I have created a function ddCt_ for analyzing the data with the ddCt algorithm (Livak & Schmittgen, 2001). It takes one argument x which is a data.frame of the form exemplified above.
ddCt_ <- function(x) {
# Subset x by control/treatment and target/reference
# Then, calculate Ct averages for each triplicate
TC <- x %>%
select(Reporter, Number, A, B, C) %>%
filter(Reporter == "FAM") %>%
rowwise() %>%
mutate(Ct_Avg = mean(c(A, B, C), na.rm = TRUE))
RC <- x %>%
select(Reporter, Number, A, B, C) %>%
filter(Reporter == "VIC") %>%
rowwise() %>%
mutate(Ct_Avg = mean(c(A, B, C), na.rm = TRUE))
TT <- x %>%
select(Reporter, Number, E, F, G) %>%
filter(Reporter == "FAM") %>%
rowwise() %>%
mutate(Ct_Avg = mean(c(E, F, G), na.rm = TRUE))
RT <- x %>%
select(Reporter, Number, E, F, G) %>%
filter(Reporter == "VIC") %>%
rowwise() %>%
mutate(Ct_Avg = mean(c(E, F, G), na.rm = TRUE))

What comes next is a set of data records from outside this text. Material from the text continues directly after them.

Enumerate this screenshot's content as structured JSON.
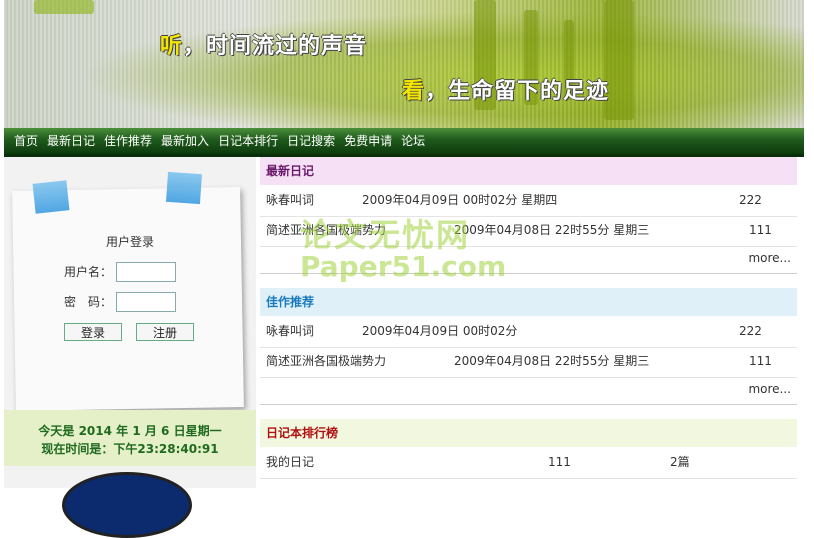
{
  "banner": {
    "tagline_1_hl": "听",
    "tagline_1_rest": "，时间流过的声音",
    "tagline_2_hl": "看",
    "tagline_2_rest": "，生命留下的足迹"
  },
  "nav": {
    "items": [
      "首页",
      "最新日记",
      "佳作推荐",
      "最新加入",
      "日记本排行",
      "日记搜索",
      "免费申请",
      "论坛"
    ]
  },
  "login": {
    "title": "用户登录",
    "username_label": "用户名：",
    "password_label": "密　码：",
    "login_button": "登录",
    "register_button": "注册"
  },
  "datebox": {
    "today": "今天是 2014 年 1 月 6 日星期一",
    "now": "现在时间是：下午23:28:40:91"
  },
  "latest": {
    "title": "最新日记",
    "rows": [
      {
        "name": "咏春叫词",
        "time": "2009年04月09日 00时02分 星期四",
        "count": "222"
      },
      {
        "name": "简述亚洲各国极端势力",
        "time": "2009年04月08日 22时55分 星期三",
        "count": "111"
      }
    ],
    "more": "more..."
  },
  "recommended": {
    "title": "佳作推荐",
    "rows": [
      {
        "name": "咏春叫词",
        "time": "2009年04月09日 00时02分",
        "count": "222"
      },
      {
        "name": "简述亚洲各国极端势力",
        "time": "2009年04月08日 22时55分 星期三",
        "count": "111"
      }
    ],
    "more": "more..."
  },
  "ranking": {
    "title": "日记本排行榜",
    "rows": [
      {
        "name": "我的日记",
        "count": "111",
        "posts": "2篇"
      }
    ]
  },
  "watermark": {
    "line1": "论文无忧网",
    "line2": "Paper51.com"
  },
  "colors": {
    "latest_head_bg": "#f6e0f6",
    "latest_head_fg": "#6a1a6a",
    "recommended_head_bg": "#dff0f8",
    "recommended_head_fg": "#1a7abf",
    "ranking_head_bg": "#f2f7e0",
    "ranking_head_fg": "#b01010"
  }
}
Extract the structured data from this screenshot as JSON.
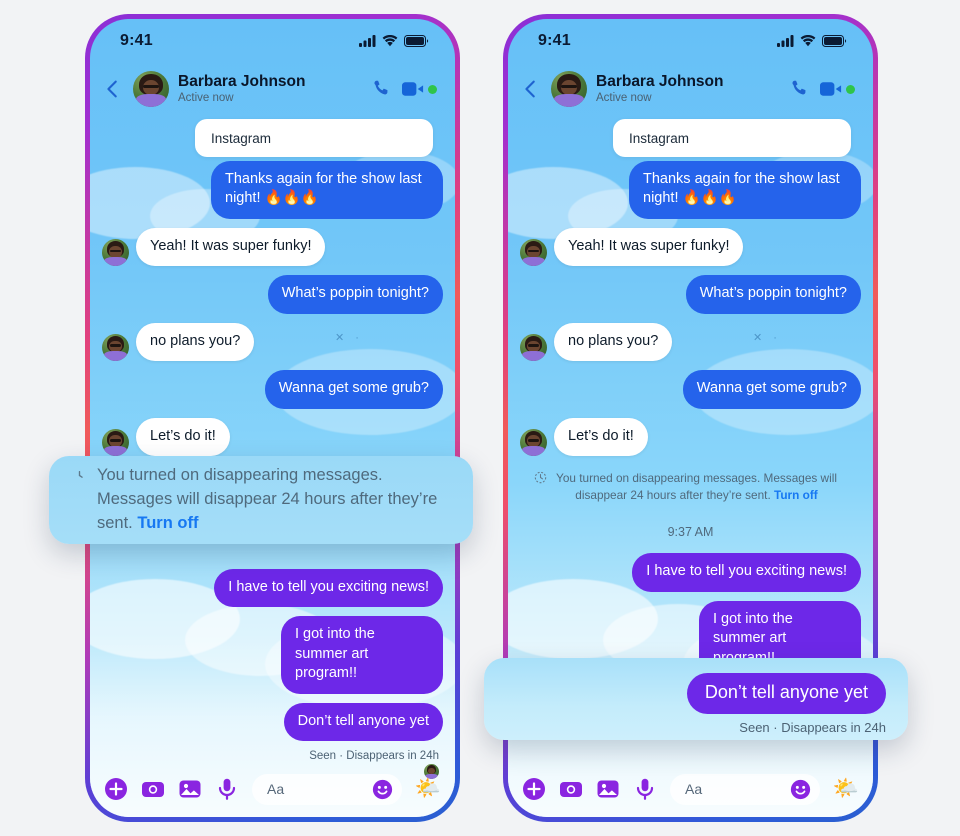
{
  "phones": [
    {
      "id": "left",
      "status_bar": {
        "time": "9:41",
        "icons": [
          "signal-icon",
          "wifi-icon",
          "battery-icon"
        ]
      },
      "header": {
        "back_label": "Back",
        "contact_name": "Barbara Johnson",
        "presence": "Active now",
        "call_icon": "phone-call-icon",
        "video_icon": "video-call-icon"
      },
      "top_card_label": "Instagram",
      "messages": [
        {
          "side": "out",
          "style": "blue",
          "text": "Thanks again for the show last night! 🔥🔥🔥"
        },
        {
          "side": "in",
          "style": "white",
          "text": "Yeah! It was super funky!"
        },
        {
          "side": "out",
          "style": "blue",
          "text": "What’s poppin tonight?"
        },
        {
          "side": "in",
          "style": "white",
          "text": "no plans you?"
        },
        {
          "side": "out",
          "style": "blue",
          "text": "Wanna get some grub?"
        },
        {
          "side": "in",
          "style": "white",
          "text": "Let’s do it!"
        }
      ],
      "notice": {
        "icon": "disappearing-timer-icon",
        "text": "You turned on disappearing messages. Messages will disappear 24 hours after they’re sent.",
        "action_label": "Turn off",
        "shown_inline": false
      },
      "timestamp": "",
      "messages_after": [
        {
          "side": "out",
          "style": "purple",
          "text": "I have to tell you exciting news!"
        },
        {
          "side": "out",
          "style": "purple",
          "text": "I got into the summer art program!!"
        },
        {
          "side": "out",
          "style": "purple",
          "text": "Don’t tell anyone yet"
        }
      ],
      "seen_status": "Seen · Disappears in 24h",
      "toolbar": {
        "icons": [
          "plus-icon",
          "camera-icon",
          "gallery-icon",
          "microphone-icon"
        ],
        "composer_placeholder": "Aa",
        "emoji_icon": "smiley-icon",
        "sticker_icon": "weather-sticker-icon"
      },
      "magnifier": {
        "kind": "notice",
        "icon": "disappearing-timer-icon",
        "text": "You turned on disappearing messages. Messages will disappear 24 hours after they’re sent.",
        "action_label": "Turn off"
      }
    },
    {
      "id": "right",
      "status_bar": {
        "time": "9:41",
        "icons": [
          "signal-icon",
          "wifi-icon",
          "battery-icon"
        ]
      },
      "header": {
        "back_label": "Back",
        "contact_name": "Barbara Johnson",
        "presence": "Active now",
        "call_icon": "phone-call-icon",
        "video_icon": "video-call-icon"
      },
      "top_card_label": "Instagram",
      "messages": [
        {
          "side": "out",
          "style": "blue",
          "text": "Thanks again for the show last night! 🔥🔥🔥"
        },
        {
          "side": "in",
          "style": "white",
          "text": "Yeah! It was super funky!"
        },
        {
          "side": "out",
          "style": "blue",
          "text": "What’s poppin tonight?"
        },
        {
          "side": "in",
          "style": "white",
          "text": "no plans you?"
        },
        {
          "side": "out",
          "style": "blue",
          "text": "Wanna get some grub?"
        },
        {
          "side": "in",
          "style": "white",
          "text": "Let’s do it!"
        }
      ],
      "notice": {
        "icon": "disappearing-timer-icon",
        "text": "You turned on disappearing messages. Messages will disappear 24 hours after they’re sent.",
        "action_label": "Turn off",
        "shown_inline": true
      },
      "timestamp": "9:37 AM",
      "messages_after": [
        {
          "side": "out",
          "style": "purple",
          "text": "I have to tell you exciting news!"
        },
        {
          "side": "out",
          "style": "purple",
          "text": "I got into the summer art program!!"
        },
        {
          "side": "out",
          "style": "purple",
          "text": "Don’t tell anyone yet"
        }
      ],
      "seen_status": "Seen · Disappears in 24h",
      "toolbar": {
        "icons": [
          "plus-icon",
          "camera-icon",
          "gallery-icon",
          "microphone-icon"
        ],
        "composer_placeholder": "Aa",
        "emoji_icon": "smiley-icon",
        "sticker_icon": "weather-sticker-icon"
      },
      "magnifier": {
        "kind": "bubble",
        "bubble_text": "Don’t tell anyone yet",
        "seen_status": "Seen · Disappears in 24h"
      }
    }
  ],
  "colors": {
    "bubble_blue": "#2563EB",
    "bubble_purple": "#6D28E8",
    "bubble_white": "#FFFFFF",
    "link_blue": "#1778F2",
    "sky": "#72C7F8",
    "page_bg": "#F2F3F5",
    "online_green": "#2FC44A"
  }
}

# Normalize Ct of the target gene to the Ct of the reference gene
dCt_control <- TC$Ct_Avg - RC$Ct_Avg
dCt_treatment <- TT$Ct_Avg - RT$Ct_Avg
# Normalize dCt of the treatment group to the dCt of the control group
ddCt <- dCt_treatment - dCt_control
# Calculate fold change
fc <- 2^(-ddCt)
# Calculate avg and sd
dCt_control_avg <- mean(dCt_control)
dCt_control_sd <- sd(dCt_control)
dCt_treatment_avg <- mean(dCt_treatment)
dCt_treatment_sd <- sd(dCt_treatment)
# Create output
df <- data_frame(
Sample = 1:12, "dCt Control" = dCt_control, "dCt Treatment" = dCt_treatment,
"ddCt" = ddCt, "Fold Change" = fc, "dCt Control Avg" = dCt_control_avg,
"dCt Control SD" = dCt_control_sd, "dCt Treatment Avg" = dCt_treatment_avg,
"dCt Treatment SD" = dCt_treatment_sd
) %>% round(2)
write.csv(x = df, file = "result.csv")
saveRDS(object = df, file = "result.rds")
df
}
However, I am not a biochemist or molecular biologist, so I am unsure of the basic concepts involved and the overall approach. So, my questions are:
- Is the function correct?
- Why is it important to calculate fold change and standard deviation after normalization?